Speak and Improve is a new assessment that’s available from Cambridge. I think it could work well as an assessment tool students could use to measure their speaking improvement. I’m adding it to The Best Free Online Tools For ELLs To Use For Assessing Their Language-Level.
Graded listening is a radio program from the British Council that is provided in three “lexile” levels. I’m adding it to The Best Places To Get The “Same” Text Written For Different “Levels”
Maximising speaking opportunities in online lessons is from The British Council. It’s part of their excellent Remote teaching guidance series. I’m adding it to THE BEST IDEAS FOR ONLINE ACTIVITIES TO USE WHEN TEACHING ELLS REMOTELY – SHARE MORE!
When should we refer ELs to Special Education is from Tan Huynh. I’m adding it to The Best Resources On Assisting ELLs With Special Needs – Help Me Find More.
Teacher Wendi Pillars shares a visual illustration of the points I made in my video, “Tips for Remote Teaching With ELL Students.”
I was honored to appear on one of their episodes:
The Patchy Landscape of State English Learner Policies under ESSA is from The Migration Policy Institute. I’m adding it to The Best Resources For Learning How The Every Student Succeeds Act Affects English Language Learners.
engageNY has tons of math lessons translated into multiple languages. I’m adding it to The Best Multilingual & Bilingual Sites For Math, Social Studies, & Science.
ClipLingo is a free video site using “spaced-repetition” to encourage language-learning.
Immersion is a great film about English Language Learning (see A LOOK BACK: EVERY TEACHER WHO HAS AN ELL IN THEIR CLASS SHOULD WATCH THIS “IMMERSION” FILM). Melanie Bean has found a lesson plan for students using the film that I believe was created by the filmmakers.
The Microsoft Translator looks pretty cool. It seems to be its latest version of a simultaneous translation tool. I’m still figuring it out but, at least online, you can have a bunch of different people speaking different languages and it will turn everyone’s audio into each other person’s language with immediate text. It says they plan to upgrade it specifically for classroom use soon. I’ll be looking forward to seeing what that looks like. I’m adding this info to The Best Sites For Learning About Google Translate & Other Forms Of Machine Translation.

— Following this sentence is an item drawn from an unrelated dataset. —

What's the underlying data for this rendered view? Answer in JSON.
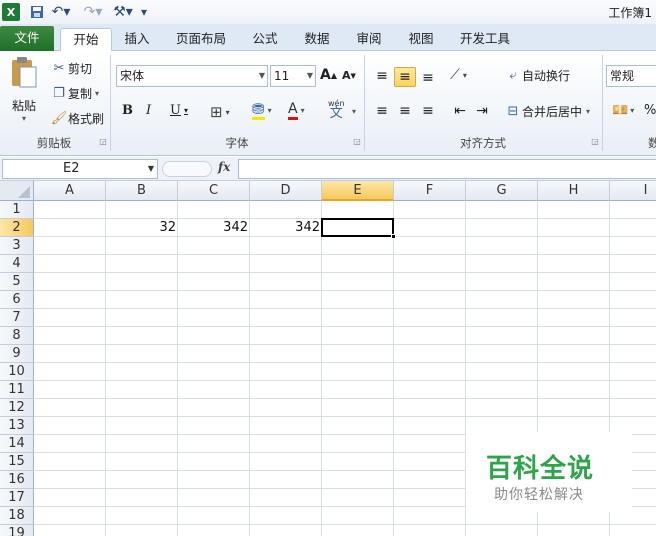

From Deficit-Based to Assets-Based: Breaking Down the Wall One Essential Shift at a Time is by Debbie Zacarian and Diane Staehr Fenner. I’m adding it to The Best Posts On Looking At Our Students Through The Lens Of Assets & Not Deficits.
Half A Crossword lets teachers create lots of different kinds of worksheets, including bingo, sentence scrambles, and sentence corrections. I’m adding it to The Best Sites For Creating Sentence Scrambles. Learn more about it at Blog de Cristina.
English Learners Success Forum has a lot of good resources. I particularly like their list of instructional strategies for ELLs. I’m adding it to THE BEST COLLECTIONS OF INSTRUCTIONAL STRATEGIES FOR ELLS – HELP ME FIND MORE!
Student Centered Vocabulary Teaching (with Mario Rinvolucri) is a great interview. It shows how Rinvolucri is brilliant, as well as how he’s a bit “out there.”
Learn Alberta has many samples of ELL writing by grade level. I’m adding it to The Best Websites For K-12 Writing Instruction/Reinforcement.
These “Fact Sheets” from NCELA are a goldmine for ELL statistics. I’m adding them to The Best Ways To Keep-Up With Current ELL/ESL/EFL News & Research.